Deep Dive into VQ-VAE : Week 2#

What I did this week#

This week I took a deep dive into VQ-VAE code. Here’s a little bit about VQ-VAE -

VQ-VAE is discretized VAE in latent space that helps in achieving high quality outputs. It varies from VAE by two points - use of discrete latent space, performing separate Prior training. VAE also showed impressive generative capabilities across data modalities - images, video, audio.

By using discrete latent space, VQ-VAE bypasses the ‘posterior collapse’ mode seen in traditional VAE. Posterior collapse is when latent space is not utilized properly and collapses to similar vectors independent of input, thereby resulting in not many variations when generating outputs.
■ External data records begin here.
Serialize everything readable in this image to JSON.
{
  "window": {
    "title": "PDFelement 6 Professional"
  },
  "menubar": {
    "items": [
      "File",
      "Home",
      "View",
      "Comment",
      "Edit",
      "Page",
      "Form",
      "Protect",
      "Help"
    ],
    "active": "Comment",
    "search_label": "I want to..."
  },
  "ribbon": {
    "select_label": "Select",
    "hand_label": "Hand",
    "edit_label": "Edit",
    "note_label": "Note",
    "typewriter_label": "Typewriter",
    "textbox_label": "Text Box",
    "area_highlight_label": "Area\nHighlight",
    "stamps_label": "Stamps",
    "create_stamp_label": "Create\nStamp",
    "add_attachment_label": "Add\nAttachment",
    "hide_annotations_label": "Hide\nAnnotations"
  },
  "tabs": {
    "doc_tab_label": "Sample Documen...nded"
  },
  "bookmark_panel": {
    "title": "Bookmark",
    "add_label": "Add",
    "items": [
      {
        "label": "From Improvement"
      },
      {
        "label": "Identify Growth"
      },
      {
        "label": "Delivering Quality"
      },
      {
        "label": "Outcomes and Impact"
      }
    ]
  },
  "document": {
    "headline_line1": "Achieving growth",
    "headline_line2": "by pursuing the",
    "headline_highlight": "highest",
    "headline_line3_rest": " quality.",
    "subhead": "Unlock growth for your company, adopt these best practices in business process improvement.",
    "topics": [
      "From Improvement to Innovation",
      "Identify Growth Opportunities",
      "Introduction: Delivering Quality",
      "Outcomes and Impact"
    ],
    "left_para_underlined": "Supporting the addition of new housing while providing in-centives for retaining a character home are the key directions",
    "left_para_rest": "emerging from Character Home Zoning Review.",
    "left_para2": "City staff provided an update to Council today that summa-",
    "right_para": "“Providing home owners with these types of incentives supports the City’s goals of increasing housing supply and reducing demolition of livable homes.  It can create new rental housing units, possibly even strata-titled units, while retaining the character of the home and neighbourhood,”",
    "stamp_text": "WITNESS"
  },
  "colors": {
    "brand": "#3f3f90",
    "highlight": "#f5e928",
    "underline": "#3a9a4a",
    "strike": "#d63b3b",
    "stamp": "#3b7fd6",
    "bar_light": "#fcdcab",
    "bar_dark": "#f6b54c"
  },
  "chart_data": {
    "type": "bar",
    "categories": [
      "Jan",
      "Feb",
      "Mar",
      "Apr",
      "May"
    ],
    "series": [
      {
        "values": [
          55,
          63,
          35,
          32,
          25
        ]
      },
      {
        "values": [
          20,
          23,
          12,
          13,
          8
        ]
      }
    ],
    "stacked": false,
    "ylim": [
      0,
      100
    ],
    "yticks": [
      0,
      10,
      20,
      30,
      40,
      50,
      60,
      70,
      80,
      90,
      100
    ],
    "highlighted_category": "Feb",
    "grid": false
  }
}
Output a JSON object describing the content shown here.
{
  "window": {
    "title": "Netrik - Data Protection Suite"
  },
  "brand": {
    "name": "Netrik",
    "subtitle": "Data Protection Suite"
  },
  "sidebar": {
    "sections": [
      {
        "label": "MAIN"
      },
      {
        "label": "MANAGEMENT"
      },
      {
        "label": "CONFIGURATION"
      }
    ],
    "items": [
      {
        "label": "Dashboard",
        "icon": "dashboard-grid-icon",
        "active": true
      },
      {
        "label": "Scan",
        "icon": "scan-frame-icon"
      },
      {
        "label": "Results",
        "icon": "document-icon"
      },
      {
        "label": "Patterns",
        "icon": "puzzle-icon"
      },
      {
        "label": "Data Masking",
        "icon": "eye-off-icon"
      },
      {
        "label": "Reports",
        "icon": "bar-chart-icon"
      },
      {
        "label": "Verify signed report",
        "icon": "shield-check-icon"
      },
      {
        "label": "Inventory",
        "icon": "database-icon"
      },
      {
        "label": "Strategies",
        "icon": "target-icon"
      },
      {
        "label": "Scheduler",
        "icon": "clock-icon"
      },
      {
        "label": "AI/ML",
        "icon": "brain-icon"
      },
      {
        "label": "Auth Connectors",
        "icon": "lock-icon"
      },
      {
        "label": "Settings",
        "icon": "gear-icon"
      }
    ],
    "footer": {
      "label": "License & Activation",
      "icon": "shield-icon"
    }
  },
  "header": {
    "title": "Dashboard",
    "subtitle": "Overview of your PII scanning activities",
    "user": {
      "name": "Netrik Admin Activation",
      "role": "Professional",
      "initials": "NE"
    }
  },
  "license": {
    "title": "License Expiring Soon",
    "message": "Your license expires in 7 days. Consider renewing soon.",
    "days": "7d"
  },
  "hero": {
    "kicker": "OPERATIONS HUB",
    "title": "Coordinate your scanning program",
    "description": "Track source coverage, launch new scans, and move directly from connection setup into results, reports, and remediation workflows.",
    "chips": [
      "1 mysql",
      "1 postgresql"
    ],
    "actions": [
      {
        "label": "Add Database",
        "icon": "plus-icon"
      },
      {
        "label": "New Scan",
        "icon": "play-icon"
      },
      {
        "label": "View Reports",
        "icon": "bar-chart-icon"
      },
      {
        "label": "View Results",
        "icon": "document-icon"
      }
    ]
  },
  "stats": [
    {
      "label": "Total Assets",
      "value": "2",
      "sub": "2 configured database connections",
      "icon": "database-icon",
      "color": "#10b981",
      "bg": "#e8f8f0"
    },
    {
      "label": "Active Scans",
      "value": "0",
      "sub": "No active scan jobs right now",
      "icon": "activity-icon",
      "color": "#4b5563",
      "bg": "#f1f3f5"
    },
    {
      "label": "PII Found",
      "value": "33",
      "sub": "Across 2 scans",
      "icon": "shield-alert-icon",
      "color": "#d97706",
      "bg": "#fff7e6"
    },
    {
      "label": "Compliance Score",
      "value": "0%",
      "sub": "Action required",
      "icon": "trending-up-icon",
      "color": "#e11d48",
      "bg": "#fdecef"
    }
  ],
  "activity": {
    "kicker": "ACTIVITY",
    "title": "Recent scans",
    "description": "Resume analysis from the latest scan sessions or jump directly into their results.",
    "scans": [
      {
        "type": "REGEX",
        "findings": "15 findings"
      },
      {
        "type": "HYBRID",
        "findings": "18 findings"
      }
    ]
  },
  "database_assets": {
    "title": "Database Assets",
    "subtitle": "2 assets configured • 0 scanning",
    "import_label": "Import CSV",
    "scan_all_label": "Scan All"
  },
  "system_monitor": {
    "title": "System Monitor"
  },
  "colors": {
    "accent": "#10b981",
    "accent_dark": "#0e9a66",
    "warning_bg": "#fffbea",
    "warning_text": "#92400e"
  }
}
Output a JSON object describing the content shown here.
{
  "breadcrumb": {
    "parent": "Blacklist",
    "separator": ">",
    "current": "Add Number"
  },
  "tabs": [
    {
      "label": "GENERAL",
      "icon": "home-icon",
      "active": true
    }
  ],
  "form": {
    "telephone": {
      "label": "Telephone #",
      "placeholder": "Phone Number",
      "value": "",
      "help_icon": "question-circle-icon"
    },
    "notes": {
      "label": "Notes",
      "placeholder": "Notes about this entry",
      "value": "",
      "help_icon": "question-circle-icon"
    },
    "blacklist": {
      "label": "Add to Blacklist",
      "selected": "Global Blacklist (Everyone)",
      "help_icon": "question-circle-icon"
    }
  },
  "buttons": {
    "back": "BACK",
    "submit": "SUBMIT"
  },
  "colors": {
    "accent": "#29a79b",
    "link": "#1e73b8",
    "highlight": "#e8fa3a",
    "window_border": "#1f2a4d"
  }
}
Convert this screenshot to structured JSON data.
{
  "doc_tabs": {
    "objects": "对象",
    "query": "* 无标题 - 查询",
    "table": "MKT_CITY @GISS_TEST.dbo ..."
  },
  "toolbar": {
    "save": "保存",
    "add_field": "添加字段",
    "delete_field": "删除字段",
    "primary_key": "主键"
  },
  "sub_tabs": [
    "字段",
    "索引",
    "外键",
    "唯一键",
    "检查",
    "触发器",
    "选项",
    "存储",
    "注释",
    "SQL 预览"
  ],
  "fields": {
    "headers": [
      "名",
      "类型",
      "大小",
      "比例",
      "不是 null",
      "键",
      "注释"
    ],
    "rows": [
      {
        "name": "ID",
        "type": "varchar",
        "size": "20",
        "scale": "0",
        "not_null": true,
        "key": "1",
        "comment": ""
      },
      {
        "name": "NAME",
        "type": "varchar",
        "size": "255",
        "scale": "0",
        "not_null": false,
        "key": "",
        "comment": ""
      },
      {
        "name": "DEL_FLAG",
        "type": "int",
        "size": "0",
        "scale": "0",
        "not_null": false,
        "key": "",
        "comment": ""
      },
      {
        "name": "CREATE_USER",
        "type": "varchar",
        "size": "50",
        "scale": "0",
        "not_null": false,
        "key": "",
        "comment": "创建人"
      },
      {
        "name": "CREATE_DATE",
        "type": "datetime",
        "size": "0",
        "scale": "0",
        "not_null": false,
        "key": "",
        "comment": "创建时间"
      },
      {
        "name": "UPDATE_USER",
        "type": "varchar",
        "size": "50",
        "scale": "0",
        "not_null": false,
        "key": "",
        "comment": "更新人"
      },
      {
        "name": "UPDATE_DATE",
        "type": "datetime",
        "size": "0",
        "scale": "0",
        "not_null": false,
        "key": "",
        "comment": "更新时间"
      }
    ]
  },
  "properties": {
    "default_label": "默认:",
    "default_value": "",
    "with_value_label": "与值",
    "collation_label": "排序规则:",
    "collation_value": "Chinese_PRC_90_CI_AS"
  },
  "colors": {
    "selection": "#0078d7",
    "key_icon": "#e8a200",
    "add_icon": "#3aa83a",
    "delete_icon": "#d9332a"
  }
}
Encoder, Decoder weights are trained along with L2 updates of embedding vectors. A categorical distribution is assumed of these latent embeddings and to truly capture the distribution of these vectors, these latents are further trained using PixelCNN model.

In the original paper, PixelCNN has shown to capture the distribution of data while also delivering rich detailing in generated output images. In the image space, PixelCNN decoder reconstructs a given input image with varying visual aspects such as colors, angles, lightning etc. This is achieved through autoregressive training with the help of masked convolutions. Auto regressive training coupled with categorical distribution sampling at the end of the pipeline facilitates PixelCNN to be an effective generative model.

A point to be noted here is that the prior of VQ-VAE is trained in latent space rather than image space through PixelCNN. So, it doesn’t replace decoder as discussed in the original paper, rather trained independently to reconstruct the latent space. So, the first question that comes to my mind - How does latent reconstruction help in image generation? Is prior training required at all? What happens if not done?

My findings on MNIST data shows that trained prior works well only with a right sampling layer(tfp.layers.DistrubutionalLambda), that helps with uncertainty estimation. Therefore, PixelCNN autoregressive capabilities are as important as defining a distribution layer on top of them. Apart from this, I’ve also been researching and collating different MRI datasets to work on in the future.

What Is coming up next week#

My work for next week includes checking insights on CIFAR dataset, brushing up on Diffusion Models.

Did I get stuck anywhere#

Working with VQ-VAE code required digging in a little bit before drawing conclusions on results obtained. I reached out to the author of the Keras implementation blog to verify a couple of things. And conducted couple more experiments than estimated and presented the same work at the weekly meeting.